We’re all a little North by North Carolinian

Born into a family who worked really hard to put down stable roots in North Carolina, I suppose I should have stayed there. Instead, I went to college far from home, met the New Yorker who would become my husband, and now live in a small, suburban community on Long Island.

Husband and I are very lucky. In addition to each other, we each gained a new home (and friends and family) through our union. I gained New York, he gained North Carolina, and we wouldn’t have it any other way. But this doesn’t mean life is perfect. I have to acknowledge that, from time to time, it can be hard to live as a Southerner in the elite club of generations-long Long Islanders. I miss the voices of the South, the foods, the sounds, the smells, the entire way of life — one which, through the process of assimilation, I must often hide if not outright deny in order to be taken seriously.

I have an incredibly supportive spouse. And his family and friends have been welcoming since the earliest days of our courtship, but unfortunately I cannot be around these loving souls all the time. Outside of this support system, the process of assimilation can be lonely and terrifying. In this environment, it’s hard to find other people like me, or at least other people who’re open to knowing people like me.

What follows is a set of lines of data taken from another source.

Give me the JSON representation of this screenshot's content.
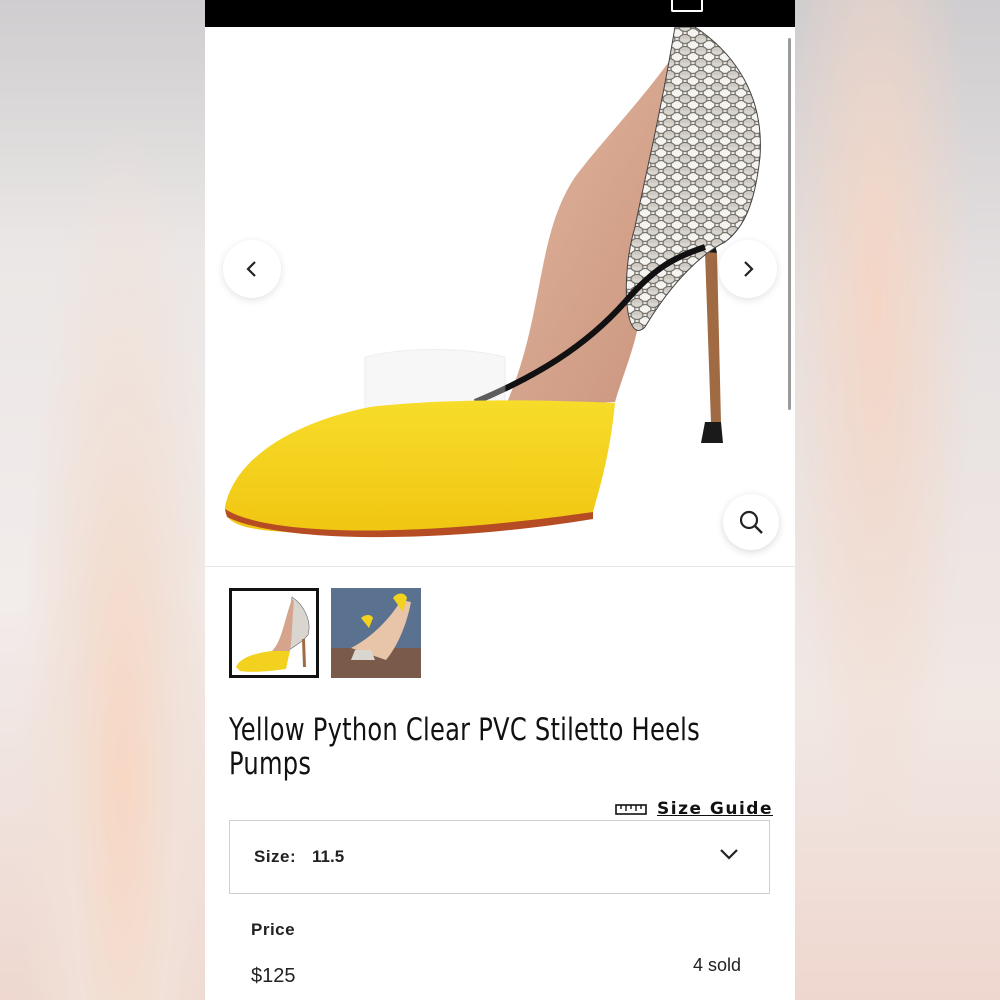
{
  "product": {
    "title": "Yellow Python Clear PVC Stiletto Heels Pumps",
    "price_label": "Price",
    "price": "$125",
    "sold": "4 sold"
  },
  "size_guide": {
    "label": "Size Guide"
  },
  "size_select": {
    "label": "Size:",
    "value": "11.5"
  },
  "gallery": {
    "thumbnail_count": 2,
    "active_index": 0
  },
  "icons": {
    "prev": "chevron-left-icon",
    "next": "chevron-right-icon",
    "zoom": "magnifier-icon",
    "size_guide": "ruler-icon",
    "dropdown": "chevron-down-icon",
    "cart": "cart-icon"
  },
  "colors": {
    "shoe_yellow": "#f2d21e",
    "topbar": "#000000",
    "text": "#111111"
  }
}
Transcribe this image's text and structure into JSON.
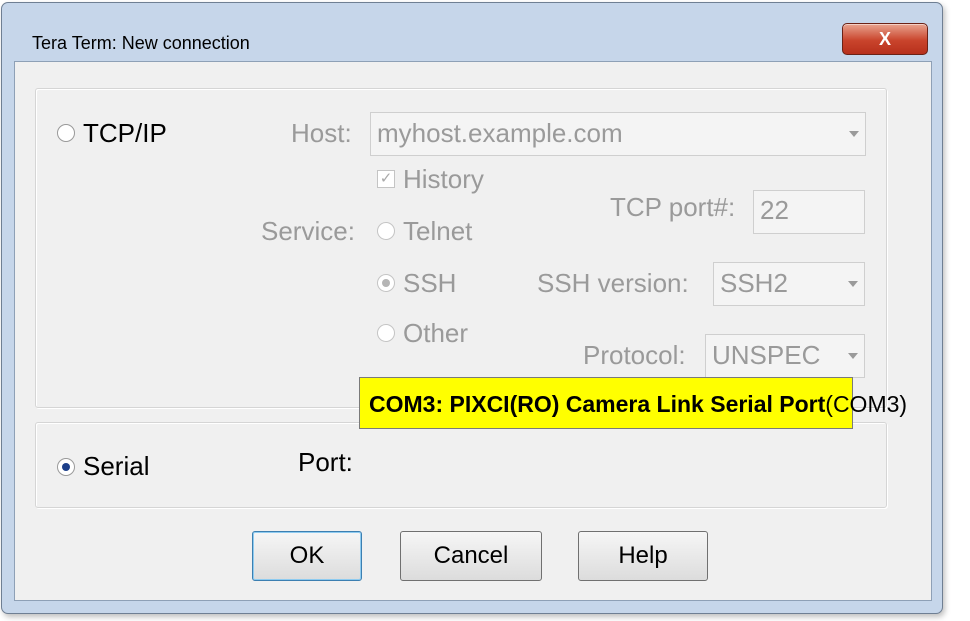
{
  "window": {
    "title": "Tera Term: New connection",
    "close_label": "X"
  },
  "tcpip": {
    "radio_label": "TCP/IP",
    "host_label": "Host:",
    "host_value": "myhost.example.com",
    "history_label": "History",
    "service_label": "Service:",
    "telnet_label": "Telnet",
    "ssh_label": "SSH",
    "other_label": "Other",
    "tcp_port_label": "TCP port#:",
    "tcp_port_value": "22",
    "ssh_version_label": "SSH version:",
    "ssh_version_value": "SSH2",
    "protocol_label": "Protocol:",
    "protocol_value": "UNSPEC"
  },
  "serial": {
    "radio_label": "Serial",
    "port_label": "Port:",
    "port_value": "COM3: PIXCI(RO) Camera Link Serial Port",
    "port_suffix": "(COM3)"
  },
  "buttons": {
    "ok": "OK",
    "cancel": "Cancel",
    "help": "Help"
  },
  "colors": {
    "highlight": "#ffff00",
    "close_button": "#c9442c"
  }
}
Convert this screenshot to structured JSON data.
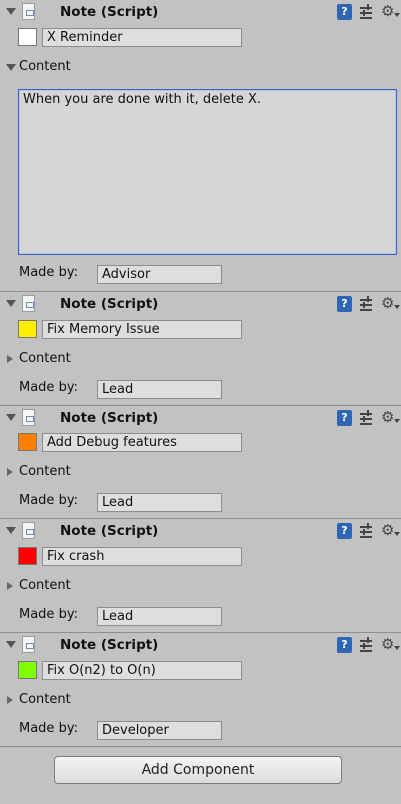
{
  "components": [
    {
      "title": "Note (Script)",
      "color": "#ffffff",
      "name_value": "X Reminder",
      "content_label": "Content",
      "content_expanded": true,
      "content_text": "When you are done with it, delete X.",
      "made_by_label": "Made by:",
      "made_by_value": "Advisor"
    },
    {
      "title": "Note (Script)",
      "color": "#ffee00",
      "name_value": "Fix Memory Issue",
      "content_label": "Content",
      "content_expanded": false,
      "made_by_label": "Made by:",
      "made_by_value": "Lead"
    },
    {
      "title": "Note (Script)",
      "color": "#ff8000",
      "name_value": "Add Debug features",
      "content_label": "Content",
      "content_expanded": false,
      "made_by_label": "Made by:",
      "made_by_value": "Lead"
    },
    {
      "title": "Note (Script)",
      "color": "#ff0000",
      "name_value": "Fix crash",
      "content_label": "Content",
      "content_expanded": false,
      "made_by_label": "Made by:",
      "made_by_value": "Lead"
    },
    {
      "title": "Note (Script)",
      "color": "#80ff00",
      "name_value": "Fix O(n2) to O(n)",
      "content_label": "Content",
      "content_expanded": false,
      "made_by_label": "Made by:",
      "made_by_value": "Developer"
    }
  ],
  "help_icon_glyph": "?",
  "gear_icon_glyph": "⚙",
  "add_component_label": "Add Component"
}
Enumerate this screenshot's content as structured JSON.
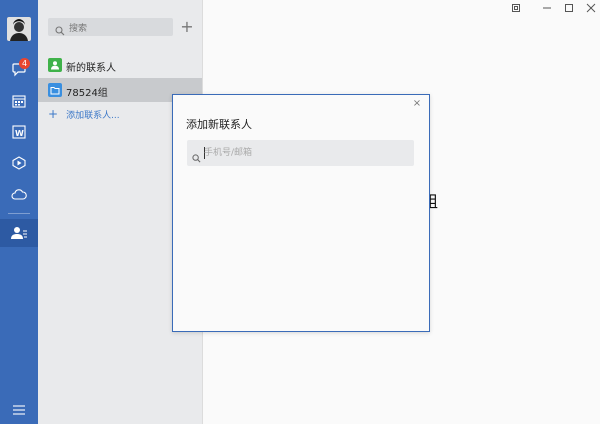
{
  "rail": {
    "badge_count": "4",
    "icons": [
      "chat-icon",
      "calendar-icon",
      "word-doc-icon",
      "video-icon",
      "cloud-icon",
      "contacts-icon",
      "menu-icon"
    ]
  },
  "list": {
    "search_placeholder": "搜索",
    "plus_label": "+",
    "items": [
      {
        "label": "新的联系人",
        "icon": "new-contact-icon",
        "color": "#3fb24a"
      },
      {
        "label": "78524组",
        "icon": "folder-icon",
        "color": "#3a8fe0"
      }
    ],
    "add_contact_label": "添加联系人..."
  },
  "background_fragment": "组",
  "dialog": {
    "title": "添加新联系人",
    "search_placeholder": "手机号/邮箱",
    "close_label": "×"
  },
  "colors": {
    "rail": "#3a6bb8",
    "accent_link": "#3c78c8",
    "badge": "#e8452f"
  }
}
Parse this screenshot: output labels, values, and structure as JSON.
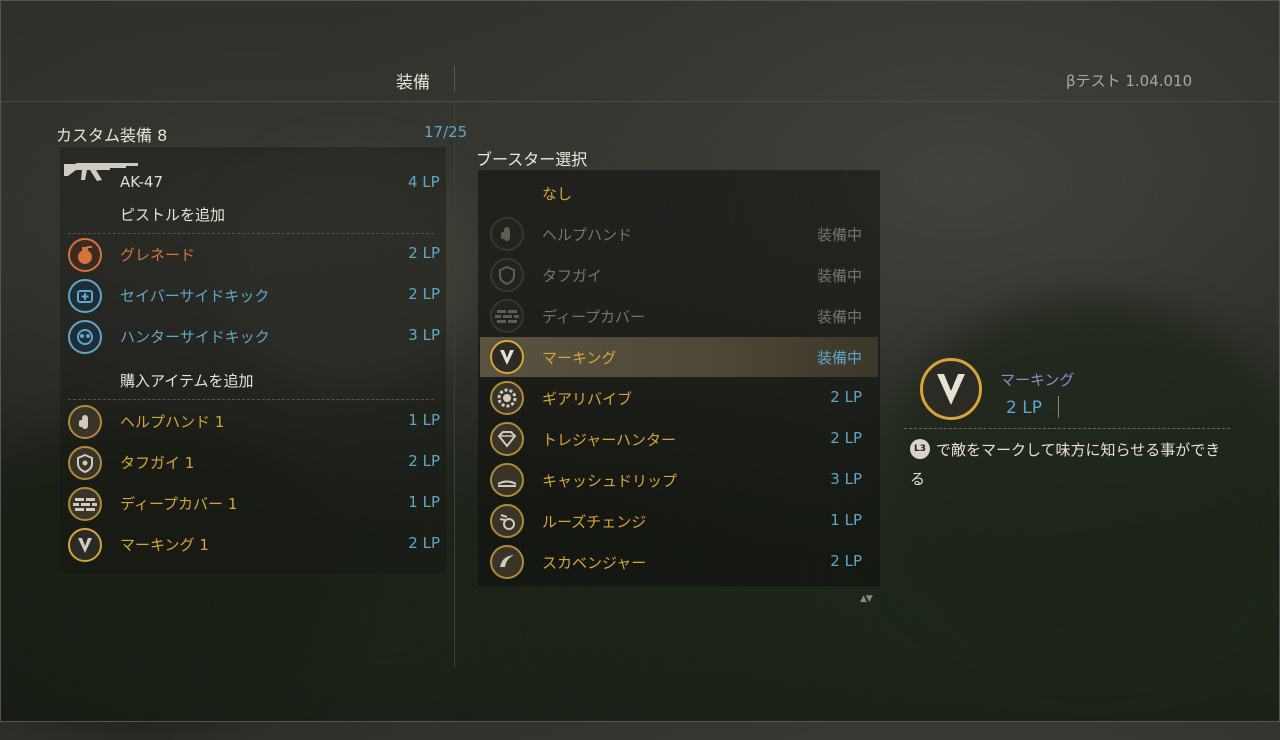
{
  "header": {
    "title": "装備",
    "version": "βテスト 1.04.010"
  },
  "loadout": {
    "title": "カスタム装備 8",
    "count": "17/25",
    "weapon": {
      "icon": "ak47-rifle-icon",
      "name": "AK-47",
      "lp": "4 LP"
    },
    "add_pistol": "ピストルを追加",
    "items": [
      {
        "name": "グレネード",
        "lp": "2 LP",
        "icon": "grenade-icon"
      },
      {
        "name": "セイバーサイドキック",
        "lp": "2 LP",
        "icon": "medkit-sidekick-icon"
      },
      {
        "name": "ハンターサイドキック",
        "lp": "3 LP",
        "icon": "hunter-sidekick-icon"
      }
    ],
    "add_purchase": "購入アイテムを追加",
    "boosters": [
      {
        "name": "ヘルプハンド 1",
        "lp": "1 LP",
        "icon": "help-hand-icon"
      },
      {
        "name": "タフガイ 1",
        "lp": "2 LP",
        "icon": "tough-guy-shield-icon"
      },
      {
        "name": "ディープカバー 1",
        "lp": "1 LP",
        "icon": "deep-cover-brick-icon"
      },
      {
        "name": "マーキング 1",
        "lp": "2 LP",
        "icon": "marking-v-icon"
      }
    ]
  },
  "booster_select": {
    "title": "ブースター選択",
    "none_label": "なし",
    "rows": [
      {
        "name": "ヘルプハンド",
        "status": "装備中",
        "icon": "help-hand-icon"
      },
      {
        "name": "タフガイ",
        "status": "装備中",
        "icon": "tough-guy-shield-icon"
      },
      {
        "name": "ディープカバー",
        "status": "装備中",
        "icon": "deep-cover-brick-icon"
      },
      {
        "name": "マーキング",
        "status": "装備中",
        "icon": "marking-v-icon"
      },
      {
        "name": "ギアリバイブ",
        "status": "2 LP",
        "icon": "gear-revive-icon"
      },
      {
        "name": "トレジャーハンター",
        "status": "2 LP",
        "icon": "treasure-diamond-icon"
      },
      {
        "name": "キャッシュドリップ",
        "status": "3 LP",
        "icon": "cash-drip-icon"
      },
      {
        "name": "ルーズチェンジ",
        "status": "1 LP",
        "icon": "loose-change-coin-icon"
      },
      {
        "name": "スカベンジャー",
        "status": "2 LP",
        "icon": "scavenger-claw-icon"
      }
    ],
    "scroll_icon": "scroll-arrows-icon"
  },
  "detail": {
    "name": "マーキング",
    "lp": "2 LP",
    "button_glyph": "L3",
    "description": "で敵をマークして味方に知らせる事ができる"
  },
  "colors": {
    "accent_blue": "#5fa7c8",
    "gold": "#d8a33a",
    "orange": "#d3743a",
    "selected_row": "#5a5340"
  }
}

I started to grapple honestly with this predicament about a year ago — with trusted friends, with family, in church, at work, in other writing projects, basically everywhere the topic nagged at me. Since we carry our identities with us everywhere, and since the world around me isn’t always welcoming, that nagging happened a lot. And then it started to happen even more, and grew even stronger, to the point where I knew I had to do something about it. I knew that I could no longer hide in silence. Especially because, through earlier work and conversations, I knew I wasn’t the only person out there experiencing this struggle — and it wasn’t just happening in New York. Stories like ours are about the struggle to build a loving home, a way of life, in any place that, quite frankly, would rather we weren’t there at all.

There are several ways to build a life in these scenarios:

(1) Deny everything about yourself, and learn very quickly how to do life in a completely different way, in completely different words and meals and jobs and goals and expectations, and then prepare to find out that sometimes, even when you play by every rule, those around you won’t see past the person they want you to be.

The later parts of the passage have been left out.